Siguió a la multitud (la mayoría de los cuales había comprado algunas cosas en los puestos especiales) escaleras arriba hasta la sala principal de subastas.
Pronto, terminó en un salón masivo con cientos de asientos y un escenario, y sus ojos empezaron a recorrer los asientos en busca de ese tono de violeta.
Sin embargo, su vista, de nuevo, fue atraída al escenario al frente, la fuerza misteriosa del edificio exigiendo la atención de todos.
El escenario era grande, aproximadamente de 200 metros cuadrados.
En ese momento, había una fila de personas limpias pero de aspecto apagado encadenadas juntas, con el presentador señalándolas como si fueran productos a venderse.
Inmediatamente, Gill supo que estaban vendiendo esclavos humanos.
Cassandra misma había estado pujando.
Parecía que ya había ganado algunos esclavos durante el tiempo que él la buscaba, ya que vio a dos hombres jóvenes relativamente guapos pero lastimeros parados en el pasillo al lado de ella.
Gill miró en su dirección, un poco complicado.
Aunque era un poco molesta, siempre había considerado a Cassandra directa y varonil.
No pensó que ella compraría esclavos.
Sin embargo, esta era una práctica común aquí y él no juzgaba, solo un poco decepcionado.
Tal vez…
un poco enojado.
Pero frunció el ceño, atrapándose a sí mismo rápidamente.
¿Cómo podría haber decepción si no habían expectativas?
El caparazón de protección en el que se había encerrado se endureció un poco al darse cuenta.
En ese momento, alguien era llevado frente al subastador y la voz emocionada del anfitrión una vez más atraía su aguda mirada de vuelta al escenario.

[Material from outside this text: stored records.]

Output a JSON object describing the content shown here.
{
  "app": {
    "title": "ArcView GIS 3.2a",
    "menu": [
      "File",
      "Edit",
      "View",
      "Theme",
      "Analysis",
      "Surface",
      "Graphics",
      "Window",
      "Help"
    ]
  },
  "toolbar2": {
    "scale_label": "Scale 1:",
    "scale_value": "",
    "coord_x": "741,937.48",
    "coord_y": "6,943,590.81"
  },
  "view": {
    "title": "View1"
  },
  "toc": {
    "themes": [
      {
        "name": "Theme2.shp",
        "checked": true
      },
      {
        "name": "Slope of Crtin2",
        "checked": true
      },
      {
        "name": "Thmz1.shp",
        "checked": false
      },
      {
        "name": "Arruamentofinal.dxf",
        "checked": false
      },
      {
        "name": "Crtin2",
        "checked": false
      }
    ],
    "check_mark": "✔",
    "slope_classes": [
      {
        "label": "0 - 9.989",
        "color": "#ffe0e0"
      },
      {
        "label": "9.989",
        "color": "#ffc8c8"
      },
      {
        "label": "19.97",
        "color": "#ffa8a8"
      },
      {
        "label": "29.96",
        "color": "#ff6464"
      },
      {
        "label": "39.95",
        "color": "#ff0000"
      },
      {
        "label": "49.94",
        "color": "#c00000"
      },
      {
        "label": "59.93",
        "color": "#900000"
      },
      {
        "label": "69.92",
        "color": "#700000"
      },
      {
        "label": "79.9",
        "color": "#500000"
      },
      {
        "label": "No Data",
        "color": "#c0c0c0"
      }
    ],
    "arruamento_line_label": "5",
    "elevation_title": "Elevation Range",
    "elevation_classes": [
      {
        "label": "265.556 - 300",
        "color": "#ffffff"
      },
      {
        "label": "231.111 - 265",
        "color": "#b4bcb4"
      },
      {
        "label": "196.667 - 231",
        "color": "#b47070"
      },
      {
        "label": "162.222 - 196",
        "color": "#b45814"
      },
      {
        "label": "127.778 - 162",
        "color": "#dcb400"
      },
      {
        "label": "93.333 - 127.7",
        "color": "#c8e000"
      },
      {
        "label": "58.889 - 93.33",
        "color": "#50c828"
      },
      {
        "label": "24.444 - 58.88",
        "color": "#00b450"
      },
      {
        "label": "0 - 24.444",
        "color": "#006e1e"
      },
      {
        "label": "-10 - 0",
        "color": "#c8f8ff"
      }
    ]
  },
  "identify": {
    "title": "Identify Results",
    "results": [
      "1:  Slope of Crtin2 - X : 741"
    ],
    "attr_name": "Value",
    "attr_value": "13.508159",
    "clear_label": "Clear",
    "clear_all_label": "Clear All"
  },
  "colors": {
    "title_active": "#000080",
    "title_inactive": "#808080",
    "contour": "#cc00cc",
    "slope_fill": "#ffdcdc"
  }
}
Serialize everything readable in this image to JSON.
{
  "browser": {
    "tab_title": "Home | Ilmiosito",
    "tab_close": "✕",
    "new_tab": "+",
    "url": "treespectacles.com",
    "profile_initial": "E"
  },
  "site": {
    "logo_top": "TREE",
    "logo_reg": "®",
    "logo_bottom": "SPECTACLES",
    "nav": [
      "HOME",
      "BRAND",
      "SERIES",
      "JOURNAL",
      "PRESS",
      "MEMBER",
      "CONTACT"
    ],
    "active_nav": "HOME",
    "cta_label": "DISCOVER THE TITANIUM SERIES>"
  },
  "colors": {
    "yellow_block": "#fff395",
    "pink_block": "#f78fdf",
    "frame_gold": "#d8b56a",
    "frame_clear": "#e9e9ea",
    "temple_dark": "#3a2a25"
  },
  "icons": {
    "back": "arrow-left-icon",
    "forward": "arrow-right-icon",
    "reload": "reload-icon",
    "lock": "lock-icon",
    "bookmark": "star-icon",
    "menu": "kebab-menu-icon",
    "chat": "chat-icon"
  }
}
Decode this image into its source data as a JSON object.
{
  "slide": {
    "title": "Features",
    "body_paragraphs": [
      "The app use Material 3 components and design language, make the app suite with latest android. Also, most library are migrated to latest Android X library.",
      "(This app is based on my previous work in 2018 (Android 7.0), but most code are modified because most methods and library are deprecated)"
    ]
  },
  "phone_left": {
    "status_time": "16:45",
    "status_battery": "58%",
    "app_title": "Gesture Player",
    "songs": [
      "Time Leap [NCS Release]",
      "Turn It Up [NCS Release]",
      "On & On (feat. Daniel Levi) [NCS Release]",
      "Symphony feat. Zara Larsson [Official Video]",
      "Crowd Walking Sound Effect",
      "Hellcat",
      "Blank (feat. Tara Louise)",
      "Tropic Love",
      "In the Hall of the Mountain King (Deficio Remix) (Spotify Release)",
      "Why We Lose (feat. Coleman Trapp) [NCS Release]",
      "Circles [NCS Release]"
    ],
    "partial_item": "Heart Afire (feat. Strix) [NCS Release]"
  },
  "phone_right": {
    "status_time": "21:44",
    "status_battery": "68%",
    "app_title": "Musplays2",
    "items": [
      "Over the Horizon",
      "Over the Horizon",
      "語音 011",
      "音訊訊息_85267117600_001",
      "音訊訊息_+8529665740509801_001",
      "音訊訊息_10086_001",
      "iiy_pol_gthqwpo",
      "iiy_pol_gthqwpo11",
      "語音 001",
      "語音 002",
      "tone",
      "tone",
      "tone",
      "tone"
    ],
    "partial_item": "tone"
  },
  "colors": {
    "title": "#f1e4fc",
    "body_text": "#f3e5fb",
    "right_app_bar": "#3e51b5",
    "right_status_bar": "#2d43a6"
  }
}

Sus cejas se elevaron al ver al nuevo “exhibido”.
Era un joven medio desnudo y encadenado y su apariencia causó murmullos emocionados a su alrededor.
Gill se reconcentró en el presente y observó al recién llegado.
Era bastante guapo, pero eso no era lo especial acerca de él.
Sus rasgos más llamativos eran… colas y orejas.